WP:COMMONNAME says that we should go by what reliable sources say, and reliable sources define the terms differently. The fact that one or the other might have more Google search results is irrelevant since they're different things.
voorts (
talk/
contributions) 04:31, 13 April 2024 (UTC)reply
Oppose. Penalty and punishment have ultimately the same etymological root and dictionaries naturally mention one term when defining the other. That doesn't mean that the existence of different words is a linguistic dead-end and that there is no difference between the words or the various phrases that employ them.

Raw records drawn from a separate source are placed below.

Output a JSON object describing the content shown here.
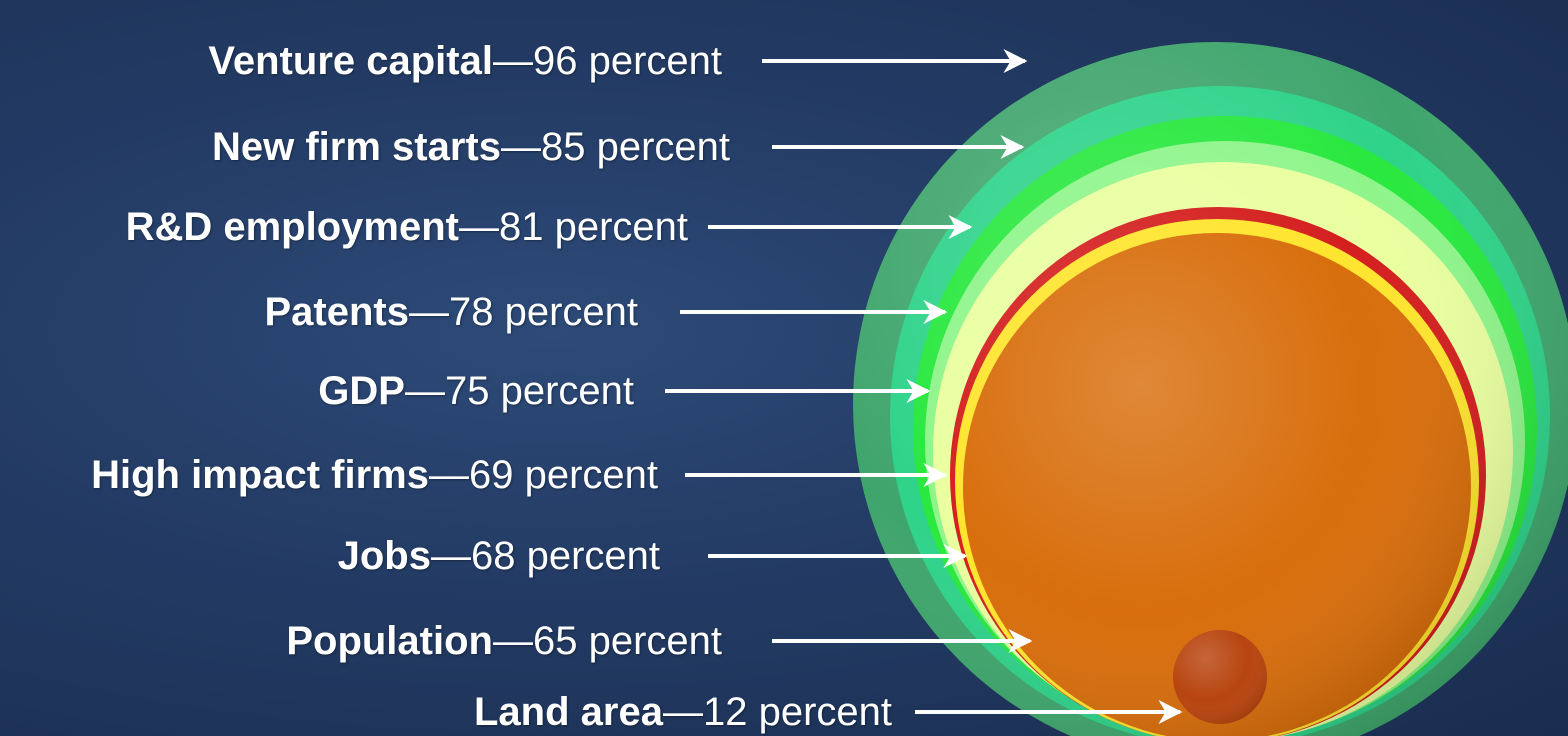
{
  "colors": {
    "background": "#233b64",
    "venture_capital": "#3fa56c",
    "new_firm_starts": "#2fd38a",
    "rd_employment": "#29e83f",
    "patents": "#8ff58b",
    "gdp": "#e9ffa0",
    "high_impact_firms": "#d41f1f",
    "jobs": "#ffe52e",
    "population": "#d86e0c",
    "land_area": "#b8440f",
    "arrow": "#ffffff",
    "text": "#ffffff"
  },
  "chart_data": {
    "type": "nested-bubble",
    "unit": "percent",
    "dash": "—",
    "series": [
      {
        "label": "Venture capital",
        "value": 96
      },
      {
        "label": "New firm starts",
        "value": 85
      },
      {
        "label": "R&D employment",
        "value": 81
      },
      {
        "label": "Patents",
        "value": 78
      },
      {
        "label": "GDP",
        "value": 75
      },
      {
        "label": "High impact firms",
        "value": 69
      },
      {
        "label": "Jobs",
        "value": 68
      },
      {
        "label": "Population",
        "value": 65
      },
      {
        "label": "Land area",
        "value": 12
      }
    ]
  }
}
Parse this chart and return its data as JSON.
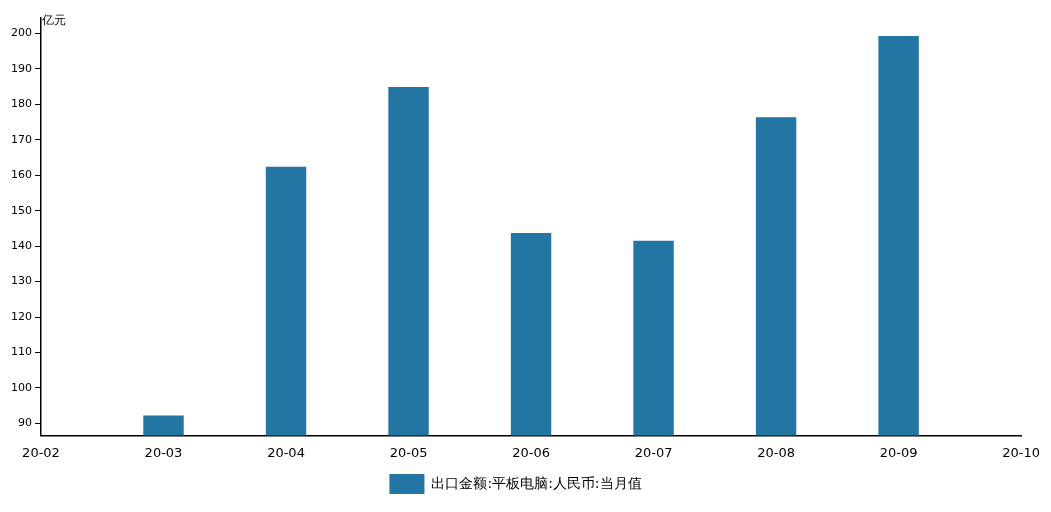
{
  "chart_data": {
    "type": "bar",
    "ylabel": "亿元",
    "categories": [
      "20-02",
      "20-03",
      "20-04",
      "20-05",
      "20-06",
      "20-07",
      "20-08",
      "20-09",
      "20-10"
    ],
    "series": [
      {
        "name": "出口金额:平板电脑:人民币:当月值",
        "color": "#2376a3",
        "values": [
          null,
          92.2,
          162.4,
          184.9,
          143.7,
          141.5,
          176.4,
          199.3,
          null
        ]
      }
    ],
    "ylim": [
      86.6,
      204.5
    ],
    "yticks": [
      90,
      100,
      110,
      120,
      130,
      140,
      150,
      160,
      170,
      180,
      190,
      200
    ],
    "grid": false,
    "legend": "bottom"
  }
}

WP:COMMONNAME does not condemn Wikipedia to using a restricted vocabulary; that would be, if not quite a death penalty for the encylopedia, cruel punishment for our hubristic endeavour.
NebY (
talk) 17:27, 13 April 2024 (UTC)reply
Support I have read all of the arguments above. The only two arguments that I see that are based on a logical premise are: 1. The WP:COMMONNAME arguments which state that the page should use the most common of the terms that describe the contents of the article. 2.The distinction between the dictionary descriptions of Capital Punishment and the Death Penalty "Capital punishment ... is the state-sanctioned practice of killing a person as a punishment for a crime, usually following an authorised, rule-governed process to conclude that the person is responsible for violating norms that warrant said punishment."
The argument has been made that the public and the article co-mingle the two terms, and use them interchangeably, which means that they are not
WP:CONCISE to the detriment of the quality of the article. This can be remedied through editing and so the argument is obviated by the ability to correct the comingling or lack of concise usage. Whichever term is used, the article should make it clear of the differences to the reader of the usage and differences between the two terms and their application.

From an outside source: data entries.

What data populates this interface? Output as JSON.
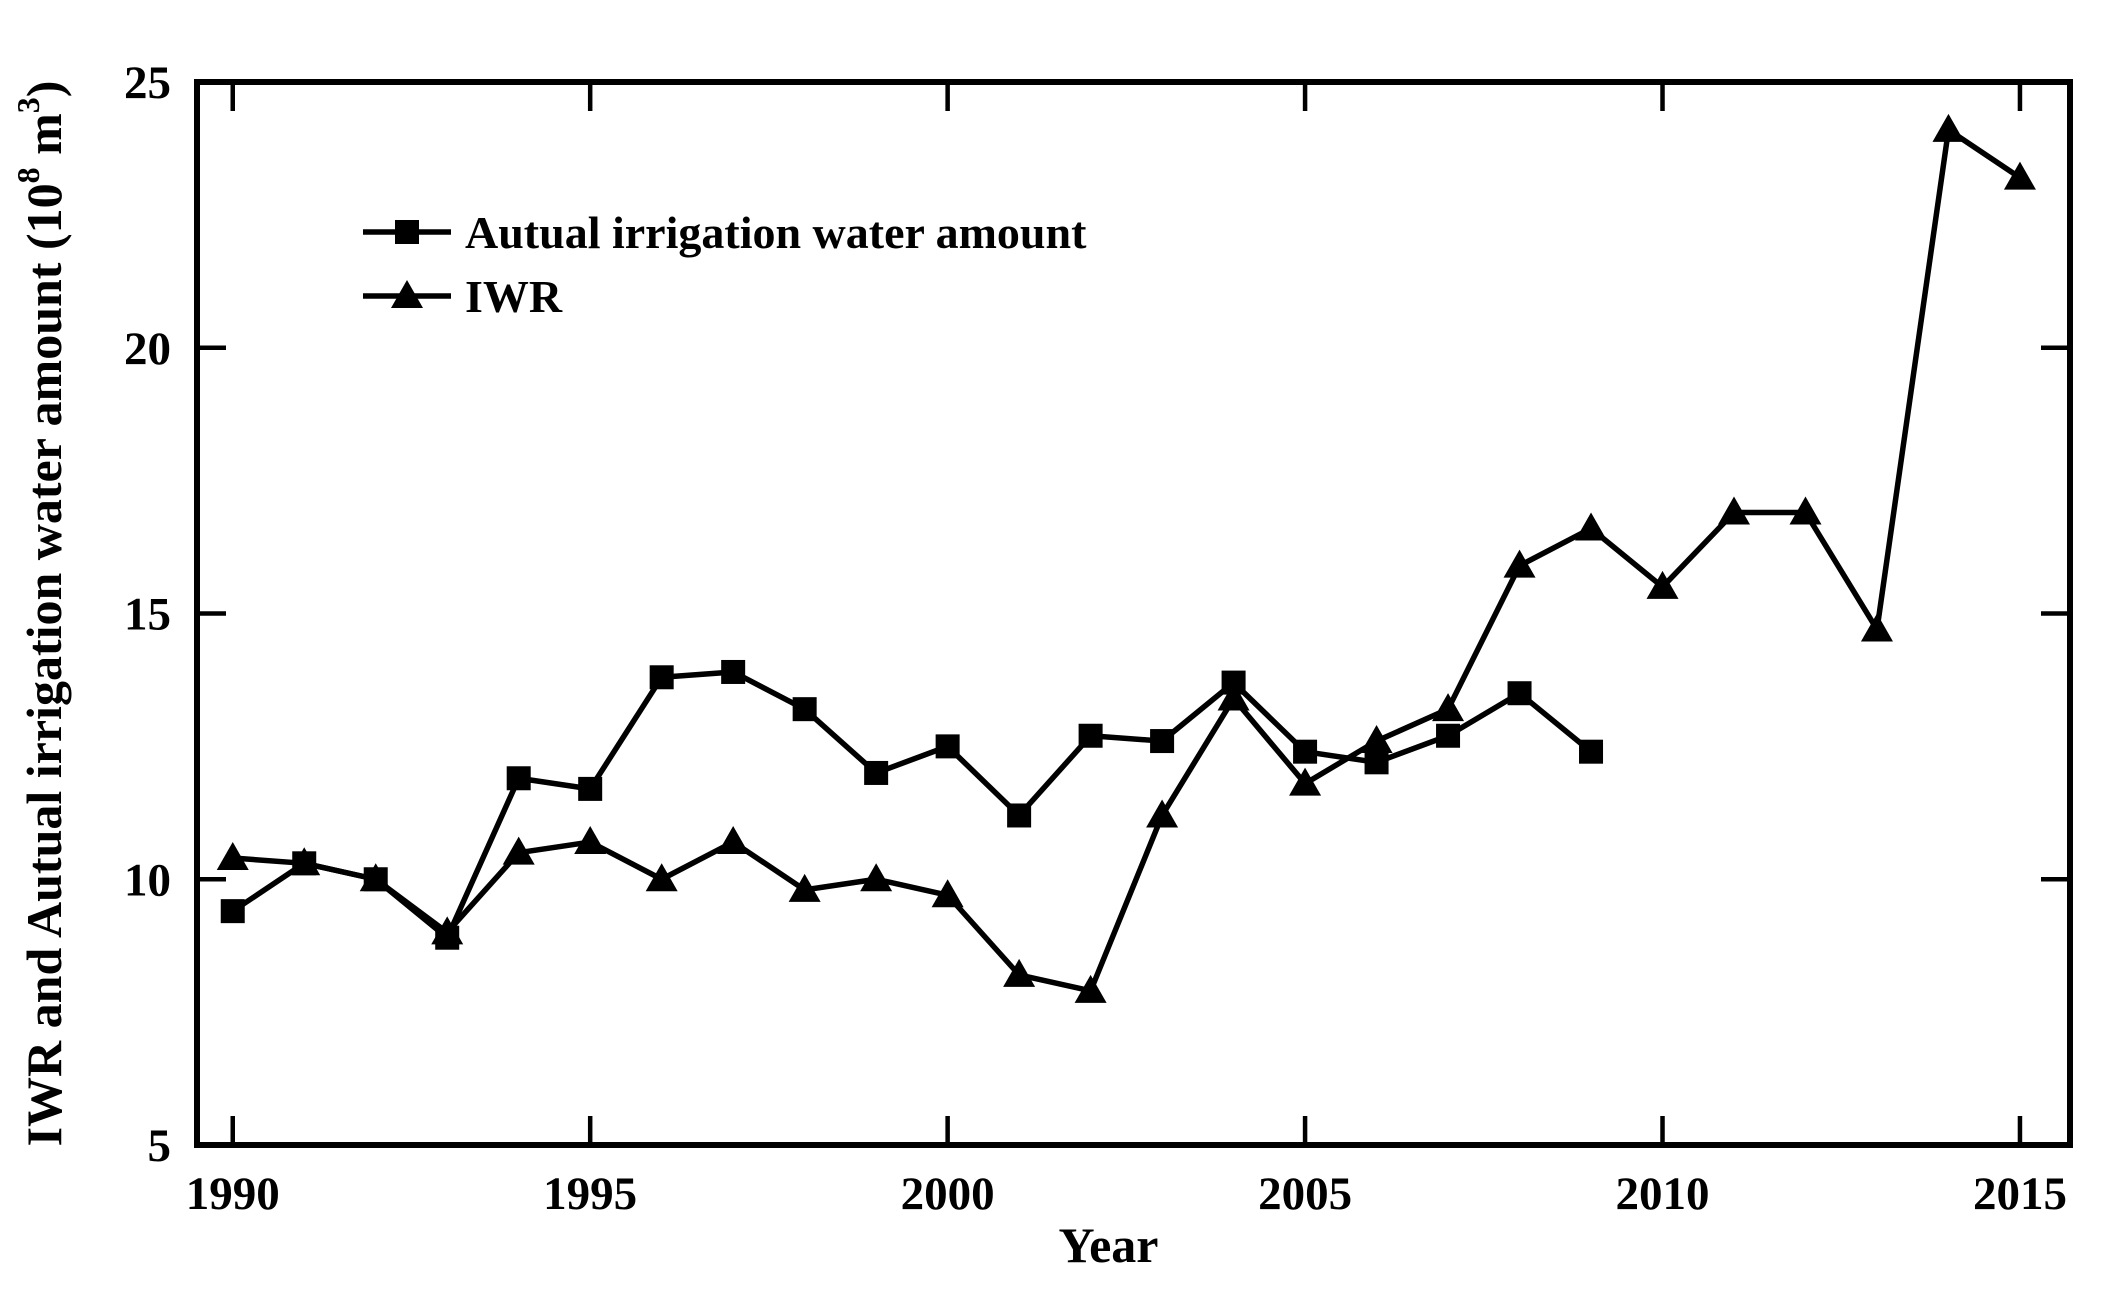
{
  "figure": {
    "background": "#ffffff",
    "ink_color": "#000000"
  },
  "chart_data": {
    "type": "line",
    "title": "",
    "xlabel": "Year",
    "ylabel": "IWR and Autual irrigation water amount (10⁸ m³)",
    "ylabel_parts": [
      {
        "text": "IWR and Autual irrigation water amount (10"
      },
      {
        "text": "8",
        "sup": true
      },
      {
        "text": " m"
      },
      {
        "text": "3",
        "sup": true
      },
      {
        "text": ")"
      }
    ],
    "xlim": [
      1989.5,
      2015.7
    ],
    "ylim": [
      5,
      25
    ],
    "xticks": [
      1990,
      1995,
      2000,
      2005,
      2010,
      2015
    ],
    "yticks": [
      5,
      10,
      15,
      20,
      25
    ],
    "grid": false,
    "legend_position": "upper-left-inside",
    "legend_entries": [
      "Autual irrigation water amount",
      "IWR"
    ],
    "series": [
      {
        "name": "Autual irrigation water amount",
        "marker": "square",
        "color": "#000000",
        "x": [
          1990,
          1991,
          1992,
          1993,
          1994,
          1995,
          1996,
          1997,
          1998,
          1999,
          2000,
          2001,
          2002,
          2003,
          2004,
          2005,
          2006,
          2007,
          2008,
          2009
        ],
        "y": [
          9.4,
          10.3,
          10.0,
          8.9,
          11.9,
          11.7,
          13.8,
          13.9,
          13.2,
          12.0,
          12.5,
          11.2,
          12.7,
          12.6,
          13.7,
          12.4,
          12.2,
          12.7,
          13.5,
          12.4
        ]
      },
      {
        "name": "IWR",
        "marker": "triangle",
        "color": "#000000",
        "x": [
          1990,
          1991,
          1992,
          1993,
          1994,
          1995,
          1996,
          1997,
          1998,
          1999,
          2000,
          2001,
          2002,
          2003,
          2004,
          2005,
          2006,
          2007,
          2008,
          2009,
          2010,
          2011,
          2012,
          2013,
          2014,
          2015
        ],
        "y": [
          10.4,
          10.3,
          10.0,
          9.0,
          10.5,
          10.7,
          10.0,
          10.7,
          9.8,
          10.0,
          9.7,
          8.2,
          7.9,
          11.2,
          13.4,
          11.8,
          12.6,
          13.2,
          15.9,
          16.6,
          15.5,
          16.9,
          16.9,
          14.7,
          24.1,
          23.2
        ]
      }
    ]
  }
}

I support the move perhaps for unlogical and unscholarly ideological reasons, that the term Death Penalty is much more severe and not a euphemism for the decision to kill a person. :Thus, electing to use Death Penalty connects to the minds of the readers in an important psychologically present way that the alternative vernacular use of Capital Punishment. I also admit that I am not impartial on the matter, I exhibit an implicit and explicit bias to use the term that causes the reader/pubic a greater aversion to the death penalty.